I have a lot of stuff set up in "Access Control" and I always do a reset to factory after I upgrade(This seems to make the install "Cleaner".
I am just a little Leary about reloading from a backup cause all the guys in the RMerlin thread advise against it on the Asus(Which I use as a bridge on RT-3100.). It does seem to work ok on the R7800 so far, but I am just a worrier. So I try to be as careful as I can.

Voxel is great! He has held my hand in setting up SSH access and I can't express my gratitude enough!

My Linux knowledge is limited. So I need to be coached like a kid learning to play football.

If I can. I will try to put together a guide on how to do this. Something like, "Voxel's firmware for dummies" or similar.
Using only Windows makes it a lot harder to do, but it can be done thanks to Voxel's patients and willingness to help.

 

[staticfree]

I created fix version 1.0.2.24SF. Please check it with your Android and default key/crt. Should be OK now.
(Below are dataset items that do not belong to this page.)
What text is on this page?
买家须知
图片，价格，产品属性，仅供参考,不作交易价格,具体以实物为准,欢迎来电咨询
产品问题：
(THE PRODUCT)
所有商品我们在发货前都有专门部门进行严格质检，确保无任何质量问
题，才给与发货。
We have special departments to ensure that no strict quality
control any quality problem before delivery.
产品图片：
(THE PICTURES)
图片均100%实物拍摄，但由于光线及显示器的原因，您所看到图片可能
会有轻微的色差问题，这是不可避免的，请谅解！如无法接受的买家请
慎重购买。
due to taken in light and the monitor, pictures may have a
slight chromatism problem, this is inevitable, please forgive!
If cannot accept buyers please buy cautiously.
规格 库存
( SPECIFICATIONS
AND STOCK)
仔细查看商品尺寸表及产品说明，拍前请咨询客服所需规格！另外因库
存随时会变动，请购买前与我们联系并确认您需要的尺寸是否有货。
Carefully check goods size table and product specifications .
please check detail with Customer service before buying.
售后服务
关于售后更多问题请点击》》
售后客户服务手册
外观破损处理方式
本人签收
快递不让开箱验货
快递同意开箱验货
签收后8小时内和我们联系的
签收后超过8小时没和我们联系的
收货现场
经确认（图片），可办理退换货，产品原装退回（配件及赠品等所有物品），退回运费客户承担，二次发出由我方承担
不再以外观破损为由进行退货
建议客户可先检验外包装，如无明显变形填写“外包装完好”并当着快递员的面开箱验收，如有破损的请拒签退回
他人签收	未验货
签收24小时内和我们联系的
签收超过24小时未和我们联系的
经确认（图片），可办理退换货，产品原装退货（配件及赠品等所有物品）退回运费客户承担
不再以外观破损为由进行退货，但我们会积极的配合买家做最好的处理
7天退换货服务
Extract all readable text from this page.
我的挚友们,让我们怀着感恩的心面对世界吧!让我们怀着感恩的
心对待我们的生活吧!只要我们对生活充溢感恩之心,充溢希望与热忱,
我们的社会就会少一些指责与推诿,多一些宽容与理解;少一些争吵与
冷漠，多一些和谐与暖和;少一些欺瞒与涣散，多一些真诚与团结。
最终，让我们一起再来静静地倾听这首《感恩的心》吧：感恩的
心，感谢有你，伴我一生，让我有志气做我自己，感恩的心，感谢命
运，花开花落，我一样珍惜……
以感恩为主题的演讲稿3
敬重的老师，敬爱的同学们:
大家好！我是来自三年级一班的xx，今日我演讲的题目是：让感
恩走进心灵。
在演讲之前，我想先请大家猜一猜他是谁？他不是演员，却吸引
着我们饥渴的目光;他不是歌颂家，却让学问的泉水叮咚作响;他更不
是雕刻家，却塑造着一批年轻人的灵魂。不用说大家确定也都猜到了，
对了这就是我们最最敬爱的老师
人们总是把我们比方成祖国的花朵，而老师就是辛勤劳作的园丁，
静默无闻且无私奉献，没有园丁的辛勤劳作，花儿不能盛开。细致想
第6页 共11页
https://www.mediafire.com/folder/tyj61i5uc610w/voxel-firmware

Voxel.

Okay Voxel, I will load your new 24SF probably tonight when I can get some down time. I am still worried about Netgear not fixing their terrible openvpn certificate and key generation though. From what I can see in their firmware implementation, they have the certificates and keys all embedded in their firmware and when you reboot or restart their openvpn, it just extracts the configs from their firmware into a .tar file and then untars their hard coded config keys into place in the /tmp/openvpn directory. If those keys are not generated uniquely each time the Netgear router starts openvpn, then it seems to me that everyone with this Netgear R7800 router will have the same exact configs, certificates and keys!
I can't believe Netgear management is not concerned about this security exposure enough to fix it. All these years it has been like this. Most casual users won't be aware of this exposure when they enable their openvpn. Wow!

 

[Voxel]

This firmware is really great!
I am just a little Leary about reloading from a backup cause all the guys in the RMerlin thread advise against it on the Asus(Which I use as a bridge on RT-3100.). It does seem to work ok on the R7800 so far, but I am just a worrier. So I try to be as careful as I can.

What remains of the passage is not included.